Когда я вернулась после визита к Тео Кэвиллу, папа сгорал от нетерпения. Передняя дверь еще даже не захлопнулась, когда в его комнате забряцал колокольчик. Я отправилась прямо наверх. Отец сидел, опершись на подушки, держа чашку и блюдце, которые мама принесла ему после ужина.

– А, Эди! – Отец изобразил удивление и взглянул на настенные часы. – Я не ждал тебя. Время летит так незаметно.

Весьма сомнительное утверждение. Мой раскрытый экземпляр «Слякотника» лежал на одеяле рядом с отцом, а блокнот на пружине, который он называл «протоколом», опирался на колени. Картина рисовала день, проведенный за распутыванием загадок «Слякотника», эту догадку подтверждало то, как жадно отец уставился на распечатки, торчавшие из моей сумки. Неизвестно почему, но в этот миг в меня вселился дьявол; я широко зевнула, похлопала себя ладонью по рту и медленно пошла к креслу на противоположной стороне кровати. Удобно устроившись, я улыбнулась, и отец не выдержал.

– Ну, как дела в библиотеке? Выяснила что‑нибудь о старых похищениях в замке Майлдерхерст?
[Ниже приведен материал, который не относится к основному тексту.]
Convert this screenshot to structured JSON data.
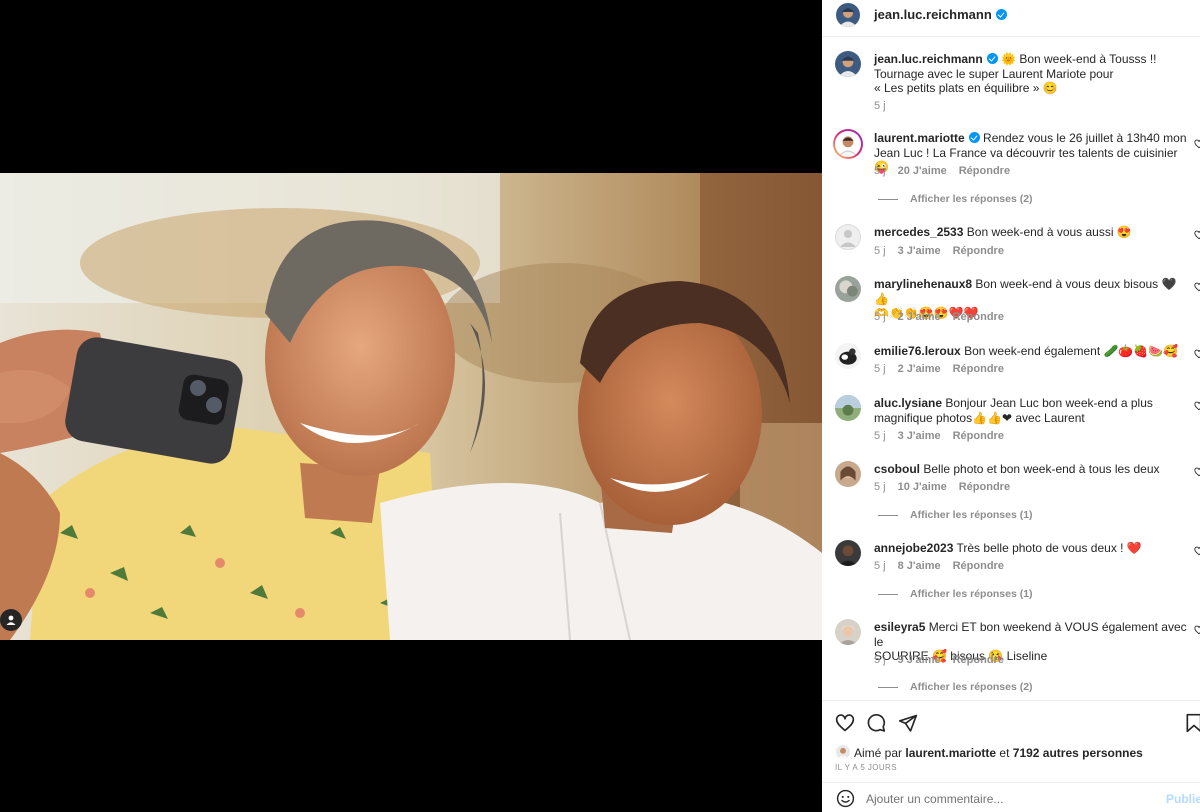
{
  "post": {
    "author": "jean.luc.reichmann",
    "caption_line1": "🌞 Bon week-end à Tousss !!",
    "caption_line2": "Tournage avec le super Laurent Mariote pour",
    "caption_line3": "« Les petits plats en équilibre » 😊",
    "caption_time": "5 j"
  },
  "comments": [
    {
      "user": "laurent.mariotte",
      "verified": true,
      "line1": "Rendez vous le 26 juillet à 13h40 mon",
      "line2": "Jean Luc ! La France va découvrir tes talents de cuisinier😜",
      "time": "5 j",
      "likes": "20 J'aime",
      "reply": "Répondre",
      "replies": "Afficher les réponses (2)"
    },
    {
      "user": "mercedes_2533",
      "line1": "Bon week-end à vous aussi 😍",
      "line2": "",
      "time": "5 j",
      "likes": "3 J'aime",
      "reply": "Répondre"
    },
    {
      "user": "marylinehenaux8",
      "line1": "Bon week-end à vous deux bisous 🖤 👍",
      "line2": "🫶👏👏😍😍❤️❤️",
      "time": "5 j",
      "likes": "2 J'aime",
      "reply": "Répondre"
    },
    {
      "user": "emilie76.leroux",
      "line1": "Bon week-end également 🥒🍅🍓🍉🥰",
      "line2": "",
      "time": "5 j",
      "likes": "2 J'aime",
      "reply": "Répondre"
    },
    {
      "user": "aluc.lysiane",
      "line1": "Bonjour Jean Luc bon week-end a plus",
      "line2": "magnifique photos👍👍❤ avec Laurent",
      "time": "5 j",
      "likes": "3 J'aime",
      "reply": "Répondre"
    },
    {
      "user": "csoboul",
      "line1": "Belle photo et bon week-end à tous les deux",
      "line2": "",
      "time": "5 j",
      "likes": "10 J'aime",
      "reply": "Répondre",
      "replies": "Afficher les réponses (1)"
    },
    {
      "user": "annejobe2023",
      "line1": "Très belle photo de vous deux ! ❤️",
      "line2": "",
      "time": "5 j",
      "likes": "8 J'aime",
      "reply": "Répondre",
      "replies": "Afficher les réponses (1)"
    },
    {
      "user": "esileyra5",
      "line1": "Merci ET bon weekend à VOUS également avec le",
      "line2": "SOURIRE 🥰 bisous 😘 Liseline",
      "time": "5 j",
      "likes": "9 J'aime",
      "reply": "Répondre",
      "replies": "Afficher les réponses (2)"
    }
  ],
  "footer": {
    "liked_prefix": "Aimé par",
    "liked_user": "laurent.mariotte",
    "liked_and": "et",
    "liked_others": "7192 autres personnes",
    "time_ago": "IL Y A 5 JOURS",
    "comment_placeholder": "Ajouter un commentaire...",
    "publish_label": "Publier"
  },
  "icons": {
    "heart": "heart-icon",
    "comment": "comment-icon",
    "share": "share-icon",
    "save": "bookmark-icon",
    "emoji": "emoji-icon",
    "tag": "user-tag-icon"
  },
  "colors": {
    "verified": "#0095f6",
    "muted": "#8e8e8e",
    "publish": "#b3dbff"
  }
}
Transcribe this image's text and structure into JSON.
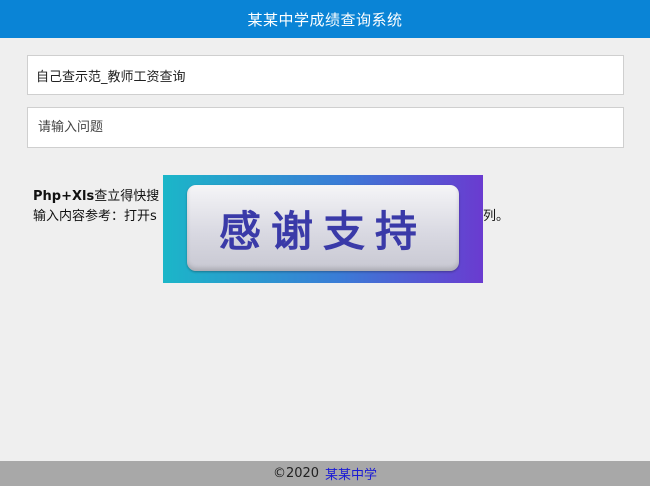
{
  "header": {
    "title": "某某中学成绩查询系统"
  },
  "form": {
    "selected_table": "自己查示范_教师工资查询",
    "query_placeholder": "请输入问题"
  },
  "info": {
    "title_bold": "Php+Xls",
    "title_rest": "查立得快搜",
    "hint": "输入内容参考：打开s",
    "hint_tail": "列。"
  },
  "overlay": {
    "text": "感谢支持"
  },
  "footer": {
    "copyright": "©2020",
    "link_label": "某某中学"
  },
  "colors": {
    "header_bg": "#0a84d6",
    "footer_bg": "#a8a8a8",
    "link": "#1a1ad6"
  }
}
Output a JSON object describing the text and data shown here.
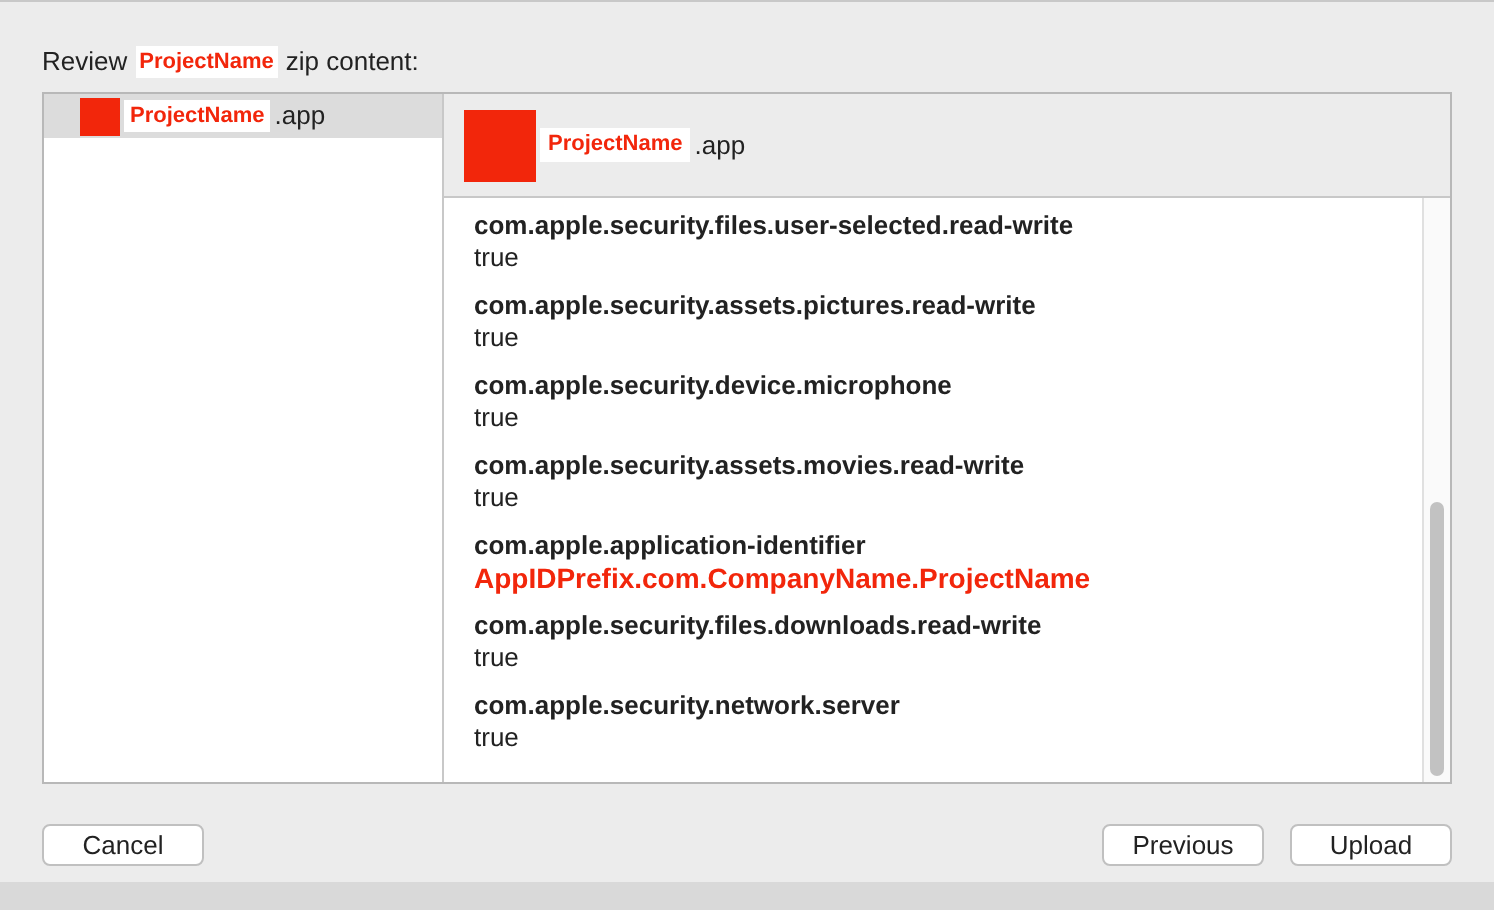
{
  "title": {
    "prefix": "Review",
    "redacted": "ProjectName",
    "suffix": "zip content:"
  },
  "sidebar": {
    "items": [
      {
        "name": "ProjectName",
        "suffix": ".app",
        "selected": true
      }
    ]
  },
  "detail": {
    "header": {
      "name": "ProjectName",
      "suffix": ".app"
    },
    "entries": [
      {
        "key": "com.apple.security.files.user-selected.read-write",
        "value": "true",
        "kind": "plain"
      },
      {
        "key": "com.apple.security.assets.pictures.read-write",
        "value": "true",
        "kind": "plain"
      },
      {
        "key": "com.apple.security.device.microphone",
        "value": "true",
        "kind": "plain"
      },
      {
        "key": "com.apple.security.assets.movies.read-write",
        "value": "true",
        "kind": "plain"
      },
      {
        "key": "com.apple.application-identifier",
        "value": "AppIDPrefix.com.CompanyName.ProjectName",
        "kind": "redacted"
      },
      {
        "key": "com.apple.security.files.downloads.read-write",
        "value": "true",
        "kind": "plain"
      },
      {
        "key": "com.apple.security.network.server",
        "value": "true",
        "kind": "plain"
      }
    ]
  },
  "buttons": {
    "left": [
      "Cancel"
    ],
    "right": [
      "Previous",
      "Upload"
    ]
  }
}
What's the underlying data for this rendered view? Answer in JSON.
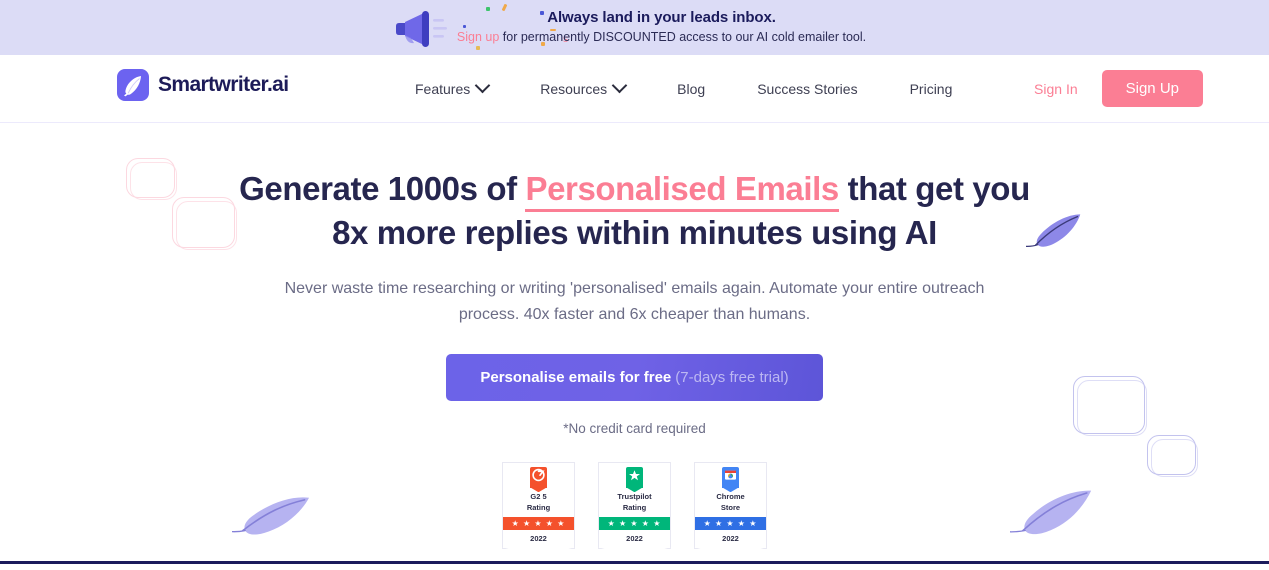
{
  "banner": {
    "icon": "megaphone-icon",
    "title": "Always land in your leads inbox.",
    "link_text": "Sign up",
    "sub_rest": " for permanently DISCOUNTED access to our AI cold emailer tool.",
    "bg_color": "#dcdcf6",
    "link_color": "#fb7e94"
  },
  "navbar": {
    "logo": {
      "icon": "feather-icon",
      "text": "Smartwriter.ai",
      "mark_color": "#6c63f0",
      "text_color": "#1d1b58"
    },
    "links": [
      {
        "label": "Features",
        "has_dropdown": true,
        "icon": "chevron-down-icon"
      },
      {
        "label": "Resources",
        "has_dropdown": true,
        "icon": "chevron-down-icon"
      },
      {
        "label": "Blog",
        "has_dropdown": false
      },
      {
        "label": "Success Stories",
        "has_dropdown": false
      },
      {
        "label": "Pricing",
        "has_dropdown": false
      }
    ],
    "sign_in": "Sign In",
    "sign_up": "Sign Up",
    "accent_color": "#fb7e94"
  },
  "hero": {
    "headline_part1": "Generate 1000s of ",
    "headline_highlight": "Personalised Emails",
    "headline_part2": " that get you 8x more replies within minutes using AI",
    "highlight_color": "#fb7e94",
    "subheading": "Never waste time researching or writing 'personalised' emails again. Automate your entire outreach process. 40x faster and 6x cheaper than humans.",
    "cta_label": "Personalise emails for free",
    "cta_sublabel": "(7-days free trial)",
    "cta_color": "#6c63e8",
    "no_card_note": "*No credit card required"
  },
  "badges": [
    {
      "logo_name": "g2-logo-icon",
      "logo_glyph": "G",
      "logo_color": "#f4512c",
      "title": "G2 5 Rating",
      "title_line1": "G2 5",
      "title_line2": "Rating",
      "stars": "★ ★ ★ ★ ★",
      "bar_color": "#f4512c",
      "year": "2022"
    },
    {
      "logo_name": "trustpilot-logo-icon",
      "logo_glyph": "★",
      "logo_color": "#00b67a",
      "title": "Trustpilot Rating",
      "title_line1": "Trustpilot",
      "title_line2": "Rating",
      "stars": "★ ★ ★ ★ ★",
      "bar_color": "#00b67a",
      "year": "2022"
    },
    {
      "logo_name": "chrome-store-logo-icon",
      "logo_glyph": "▣",
      "logo_color": "#4285f4",
      "title": "Chrome Store",
      "title_line1": "Chrome",
      "title_line2": "Store",
      "stars": "★ ★ ★ ★ ★",
      "bar_color": "#2f6fe4",
      "year": "2022"
    }
  ],
  "decorations": {
    "feather_color": "#8d88e8",
    "pink_square_color": "#fcd8e0",
    "blue_square_color": "#c3c3ee",
    "bottom_rule_color": "#1b1b5c"
  }
}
– А, – протянула я. – Совсем забыла.

Достав папку из сумки, я отобрала нужные страницы и предъявила статьи о похищениях его ястребиному взору.

Он просмотрел их одну за другой с пылом, который заставил меня пожалеть о своей жестокости. Напрасно я томила его. Врачи не раз предупреждали нас об опасности депрессии у людей с больным сердцем, особенно у таких мужчин, как мой отец, который привык быть деятельным и важным и уже ступил на ненадежную почву, пытаясь справиться с недавним выходом на пенсию. Если он намерен стать литературным сыщиком, не мне его отговаривать. И плевать, что «Слякотник» – первая книга, которую он прочел за сорок лет. А главное, это казалось намного более достойной жизненной целью, чем бесконечный ремонт предметов домашнего обихода, которые не были сломаны. Просто мне стоит приложить больше усилий.

– Есть что‑нибудь интересное, папа?

Его пыл явно начал угасать.

– Ни одно из дел не связано с Майлдерхерстом.

– Боюсь, ты прав. Напрямую, по крайней мере.

– Но зацепка однозначно должна быть.

– Прости, папа. Это все, что мне удалось отыскать.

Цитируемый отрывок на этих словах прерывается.